Quando Sabrina Carpenter foi fotografada por paparazzi em janeiro cobrindo o rosto com a edição da Vogue que trazia ela própria na capa, a imagem viralizou porque uma celebridade da Geração Z usou os recursos digitais como uma forma de divulgar uma mídia física.


Não foi surpresa quando a newsletter Bits to Brands, referência em marketing e branding, lançou uma edição impressa exclusiva no início deste ano. O assunto do “Offline ser o novo luxo” já era pauta para a Beatriz Guarezi, e a publicação em papel revelou uma estratégia interessante não só para comprovar o seu ponto, mas também para criar uma experiência diferenciada para seus leitores.
Diversas marcas têm explorado o formato de "jornais" impressos como estratégia de marketing e relacionamento. Esse movimento representa uma resistência ativa à saturação digital, oferecendo algo que as plataformas online não conseguem: uma experiência tátil, sem notificações e sem a competição constante por atenção.
Conversei sobre o tema com uma amiga que é editora de moda, a Patricia Tremblais, que aponta que o papel traz um sentimento de exclusividade. “Num mundo totalmente digitalizado, receber um convite impresso, por exemplo, permite não só que a marca possa brincar com os sentidos, seja com texturas ou cheiros, mas também proporcionar uma experiência inusitada ao cliente", opina.
Ao mesmo tempo que a relevância de uma revista tem validade — os temas das matérias são pertinentes no momento de impressão — as edições são eternas. Uma revista de dez anos atrás, encontrada em uma gaveta, ainda funciona perfeitamente - não precisa de atualizações de sistema, não tem paywall, não pede para aceitar cookies. Ela simplesmente existe, e por mais que os assuntos não sejam atuais, o fato de terem sido selecionados para serem destacados naquela impressão, naquela matéria, naquele momento, traz um significado ainda mais profundo.

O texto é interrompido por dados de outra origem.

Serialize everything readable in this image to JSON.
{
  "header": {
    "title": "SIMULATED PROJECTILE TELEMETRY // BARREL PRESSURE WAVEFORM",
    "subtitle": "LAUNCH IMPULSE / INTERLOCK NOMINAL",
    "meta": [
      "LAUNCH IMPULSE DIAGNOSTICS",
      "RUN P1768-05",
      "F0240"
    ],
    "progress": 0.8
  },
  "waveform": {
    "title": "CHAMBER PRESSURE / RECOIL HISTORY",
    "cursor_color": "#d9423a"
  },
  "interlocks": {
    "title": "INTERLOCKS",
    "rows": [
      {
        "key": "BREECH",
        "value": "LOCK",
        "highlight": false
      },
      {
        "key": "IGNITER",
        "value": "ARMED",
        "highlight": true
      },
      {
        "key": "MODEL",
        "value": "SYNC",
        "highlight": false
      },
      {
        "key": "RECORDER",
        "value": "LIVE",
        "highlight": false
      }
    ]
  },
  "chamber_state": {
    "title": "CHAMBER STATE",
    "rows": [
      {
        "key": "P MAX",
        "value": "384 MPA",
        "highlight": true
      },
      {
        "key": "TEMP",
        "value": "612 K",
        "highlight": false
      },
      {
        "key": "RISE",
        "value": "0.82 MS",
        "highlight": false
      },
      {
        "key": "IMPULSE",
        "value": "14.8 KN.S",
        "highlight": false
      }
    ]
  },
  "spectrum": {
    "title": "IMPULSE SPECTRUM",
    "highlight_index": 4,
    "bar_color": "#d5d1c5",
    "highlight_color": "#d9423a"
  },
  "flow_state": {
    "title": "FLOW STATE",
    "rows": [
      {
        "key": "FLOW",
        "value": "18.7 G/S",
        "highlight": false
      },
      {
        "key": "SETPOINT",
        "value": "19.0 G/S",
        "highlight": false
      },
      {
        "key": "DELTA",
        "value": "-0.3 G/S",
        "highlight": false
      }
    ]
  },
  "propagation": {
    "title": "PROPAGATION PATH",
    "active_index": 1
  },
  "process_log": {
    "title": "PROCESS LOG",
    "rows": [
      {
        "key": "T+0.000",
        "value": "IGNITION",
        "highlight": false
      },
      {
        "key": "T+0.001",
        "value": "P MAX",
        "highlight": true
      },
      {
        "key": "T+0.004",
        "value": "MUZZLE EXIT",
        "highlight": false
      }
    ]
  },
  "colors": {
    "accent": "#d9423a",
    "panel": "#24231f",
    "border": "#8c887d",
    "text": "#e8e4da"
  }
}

“Pelo fato do timing da revista ser diferente do timing digital, isso faz com que o impresso normalmente seja um material mais elaborado. Ler uma revista é como ler um livro, ela é toda pensada, a ordem das seções e a jornada de leitura. Para mim, folhear uma revista impressa é um ritual, dedico um momento para isso sem distrações. É o mesmo sentimento de ver um álbum de fotos", diz Patricia.

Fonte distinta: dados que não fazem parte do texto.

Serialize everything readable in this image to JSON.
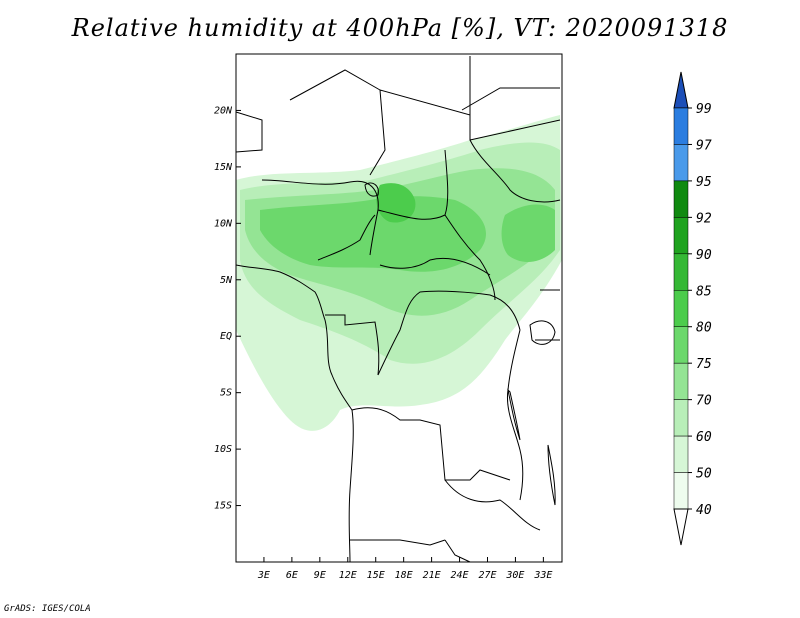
{
  "title": "Relative humidity at 400hPa [%], VT: 2020091318",
  "credit": "GrADS: IGES/COLA",
  "map": {
    "lon_range": [
      0,
      35
    ],
    "lat_range": [
      -20,
      25
    ],
    "lat_ticks": [
      {
        "label": "20N",
        "lat": 20
      },
      {
        "label": "15N",
        "lat": 15
      },
      {
        "label": "10N",
        "lat": 10
      },
      {
        "label": "5N",
        "lat": 5
      },
      {
        "label": "EQ",
        "lat": 0
      },
      {
        "label": "5S",
        "lat": -5
      },
      {
        "label": "10S",
        "lat": -10
      },
      {
        "label": "15S",
        "lat": -15
      }
    ],
    "lon_ticks": [
      {
        "label": "3E",
        "lon": 3
      },
      {
        "label": "6E",
        "lon": 6
      },
      {
        "label": "9E",
        "lon": 9
      },
      {
        "label": "12E",
        "lon": 12
      },
      {
        "label": "15E",
        "lon": 15
      },
      {
        "label": "18E",
        "lon": 18
      },
      {
        "label": "21E",
        "lon": 21
      },
      {
        "label": "24E",
        "lon": 24
      },
      {
        "label": "27E",
        "lon": 27
      },
      {
        "label": "30E",
        "lon": 30
      },
      {
        "label": "33E",
        "lon": 33
      }
    ]
  },
  "colorbar": {
    "labels": [
      "99",
      "97",
      "95",
      "92",
      "90",
      "85",
      "80",
      "75",
      "70",
      "60",
      "50",
      "40"
    ],
    "colors": [
      "#1c5fd0",
      "#2b7de0",
      "#4a9aea",
      "#108a10",
      "#1fa31f",
      "#35b835",
      "#4ccc4c",
      "#6cd86c",
      "#94e494",
      "#b8eeb8",
      "#d6f6d6",
      "#eefcee",
      "#ffffff"
    ],
    "top_color": "#1c4fb8",
    "bottom_color": "#ffffff"
  }
}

Sua experiência trabalhando na Vogue, na revista ELA (suplemento de moda do Jornal O Globo), e como diretora de estilo da revista do Shopping Cidade Jardim traz uma perspectiva única ao assunto. “Para quem trabalha com moda e precisa estar sempre estudando e pesquisando, buscar referências só no digital é muito limitador. Não necessariamente aquela imagem ou matéria que você está vendo na revista impressa você encontrará online.” Hoje, a Pati mora em Paris e segue colaborando com todas as revistas.

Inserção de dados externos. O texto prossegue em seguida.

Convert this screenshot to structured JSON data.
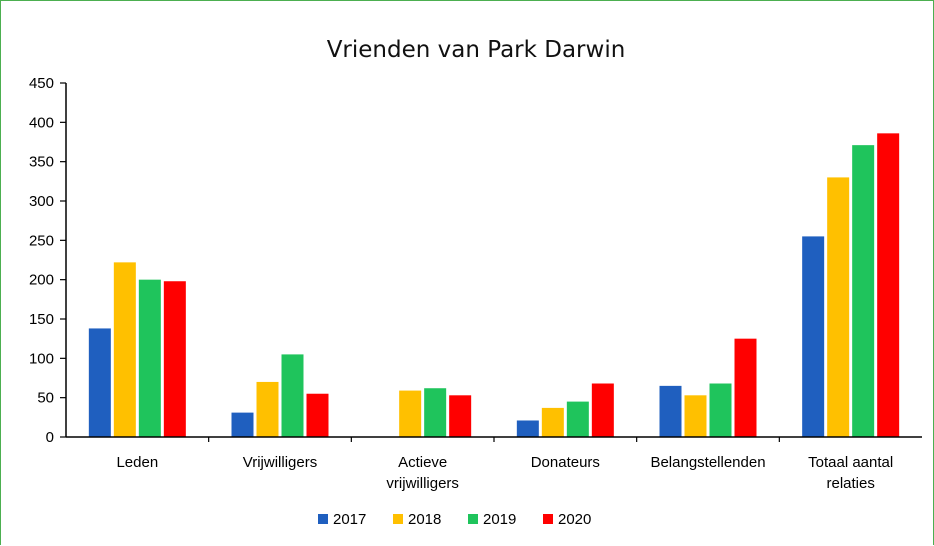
{
  "chart_data": {
    "type": "bar",
    "title": "Vrienden van Park Darwin",
    "xlabel": "",
    "ylabel": "",
    "ylim": [
      0,
      450
    ],
    "yticks": [
      "0",
      "50",
      "100",
      "150",
      "200",
      "250",
      "300",
      "350",
      "400",
      "450"
    ],
    "grid": false,
    "legend_position": "bottom",
    "categories": [
      [
        "Leden"
      ],
      [
        "Vrijwilligers"
      ],
      [
        "Actieve",
        "vrijwilligers"
      ],
      [
        "Donateurs"
      ],
      [
        "Belangstellenden"
      ],
      [
        "Totaal aantal",
        "relaties"
      ]
    ],
    "series": [
      {
        "name": "2017",
        "color": "#1f5fbf",
        "values": [
          138,
          31,
          0,
          21,
          65,
          255
        ]
      },
      {
        "name": "2018",
        "color": "#ffc000",
        "values": [
          222,
          70,
          59,
          37,
          53,
          330
        ]
      },
      {
        "name": "2019",
        "color": "#1fc45c",
        "values": [
          200,
          105,
          62,
          45,
          68,
          371
        ]
      },
      {
        "name": "2020",
        "color": "#ff0000",
        "values": [
          198,
          55,
          53,
          68,
          125,
          386
        ]
      }
    ]
  }
}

Outra vantagem do material impresso sobre o conteúdo digital é que não tem algoritmo decidindo o que você vai ver em seguida. Quem decide é a equipe de jornalistas, editores e contribuintes que trabalharam naquela edição para que ela fosse eternizada de forma impressa.
Enquanto a inteligência artificial calcula o próximo conteúdo que devemos consumir, a inteligência analógica de uma revista nos permite descobertas acidentais. Não tem notificações interrompendo sua concentração. E, principalmente, não tem a sensação de infinitude que caracteriza o scroll das redes sociais. Quando você chega ao fim de uma revista ou jornal, você realmente chegou ao fim. Hoje em dia isso pode ser considerado uma conquista e tanto.
Este movimento certamente não vai substituir o digital. Isso já é impossível. Mas demonstra que existe espaço para ambos. No fim, o retorno da popularidade do impresso não é sobre rejeitar a tecnologia, mas sobre reconhecer que nem todas as experiências precisam ser otimizadas, rastreadas e interrompidas.